Bilateral relations between both nations have taken place primarily in multilateral forums. In November 2006 Guatemalan Vice-President Eduardo Stein attended the 16th Ibero-American Summit in Montevideo. In November 2018 Uruguayan Vice-President Lucía Topolansky paid a visit to Antigua, Guatemala to attend the 26th Ibero-American Summit.

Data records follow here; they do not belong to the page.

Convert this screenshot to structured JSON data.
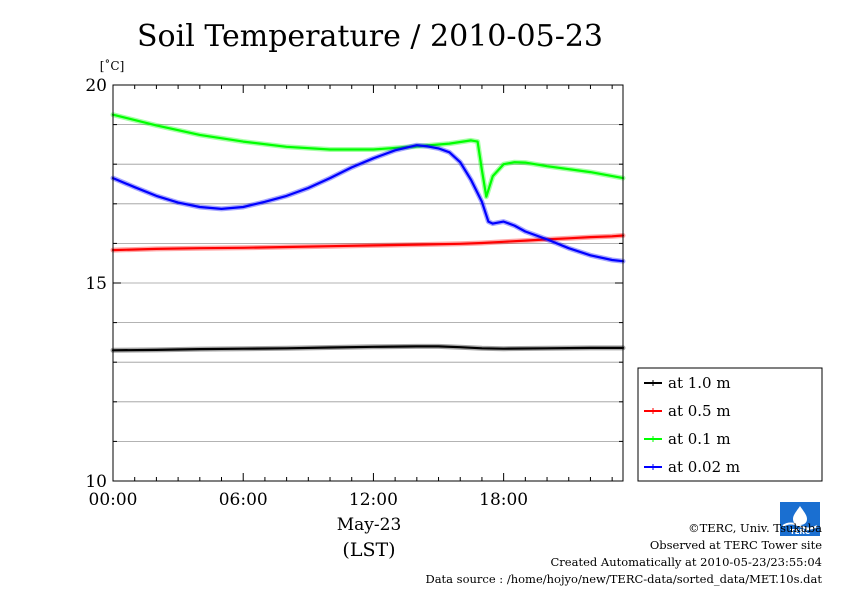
{
  "chart_data": {
    "type": "line",
    "title": "Soil Temperature / 2010-05-23",
    "ylabel": "[˚C]",
    "ylim": [
      10,
      20
    ],
    "yticks": [
      10,
      15,
      20
    ],
    "xlim": [
      0,
      23.5
    ],
    "xticks": [
      {
        "value": 0,
        "label": "00:00"
      },
      {
        "value": 6,
        "label": "06:00"
      },
      {
        "value": 12,
        "label": "12:00"
      },
      {
        "value": 18,
        "label": "18:00"
      }
    ],
    "xsublabel": "May-23",
    "xunit": "(LST)",
    "grid": true,
    "legend_position": "right",
    "series": [
      {
        "name": "at 1.0 m",
        "color": "#000000",
        "x": [
          0,
          2,
          4,
          6,
          8,
          10,
          12,
          14,
          15,
          16,
          17,
          18,
          20,
          22,
          23.5
        ],
        "y": [
          13.3,
          13.31,
          13.33,
          13.34,
          13.35,
          13.37,
          13.39,
          13.4,
          13.4,
          13.38,
          13.35,
          13.34,
          13.35,
          13.36,
          13.36
        ]
      },
      {
        "name": "at 0.5 m",
        "color": "#ff0000",
        "x": [
          0,
          2,
          4,
          6,
          8,
          10,
          12,
          14,
          16,
          17,
          18,
          19,
          20,
          21,
          22,
          23,
          23.5
        ],
        "y": [
          15.83,
          15.86,
          15.88,
          15.89,
          15.91,
          15.93,
          15.95,
          15.97,
          15.99,
          16.01,
          16.04,
          16.07,
          16.1,
          16.13,
          16.16,
          16.18,
          16.2
        ]
      },
      {
        "name": "at 0.1 m",
        "color": "#00ff00",
        "x": [
          0,
          2,
          4,
          6,
          8,
          10,
          12,
          14,
          15.5,
          16.5,
          16.8,
          17.0,
          17.2,
          17.5,
          18.0,
          18.5,
          19.0,
          20,
          22,
          23.5
        ],
        "y": [
          19.25,
          18.98,
          18.74,
          18.57,
          18.44,
          18.37,
          18.37,
          18.45,
          18.52,
          18.6,
          18.57,
          17.85,
          17.18,
          17.7,
          18.0,
          18.05,
          18.04,
          17.95,
          17.8,
          17.65
        ]
      },
      {
        "name": "at 0.02 m",
        "color": "#0000ff",
        "x": [
          0,
          1,
          2,
          3,
          4,
          5,
          6,
          7,
          8,
          9,
          10,
          11,
          12,
          13,
          14,
          14.5,
          15,
          15.5,
          16,
          16.5,
          17,
          17.3,
          17.5,
          18,
          18.5,
          19,
          20,
          21,
          22,
          23,
          23.5
        ],
        "y": [
          17.65,
          17.42,
          17.2,
          17.03,
          16.92,
          16.87,
          16.92,
          17.05,
          17.2,
          17.4,
          17.65,
          17.92,
          18.15,
          18.35,
          18.48,
          18.45,
          18.4,
          18.3,
          18.05,
          17.6,
          17.05,
          16.55,
          16.5,
          16.55,
          16.45,
          16.3,
          16.1,
          15.88,
          15.7,
          15.58,
          15.55
        ]
      }
    ]
  },
  "footer": {
    "copyright": "©TERC, Univ. Tsukuba",
    "site": "Observed at TERC Tower site",
    "created": "Created Automatically at 2010-05-23/23:55:04",
    "source": "Data source : /home/hojyo/new/TERC-data/sorted_data/MET.10s.dat",
    "logo_text": "TERC"
  }
}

President-elect of Guatemala Bernardo Arévalo was born on 7 October 1958 in Montevideo, Uruguay, the son of Juan José Arévalo, the former President of Guatemala between 1945 and 1951, and his second wife, Margarita de León. At the time of Arévalo's birth, his father was living in political exile in South America following the 1954 Guatemalan coup d'état.

==Bilateral agreements==
Both nations have signed several agreements such as an Agreement on Scientific and Technical Cooperation (1987); Cultural Agreement (1987); Agreement on Economic and Commercial Cooperation (1987); Memorandum of Understanding on Political Consultations (2007); Agreement for the Exchange of Information Regarding the Design and Implementation of Drug Policies (2013); Agreement in Academic Cooperation (2013); and an Agreement on Trade and Investment (2019).

==Resident diplomatic missions==
- Guatemala has an embassy in Montevideo.
- Uruguay has an embassy in Guatemala City.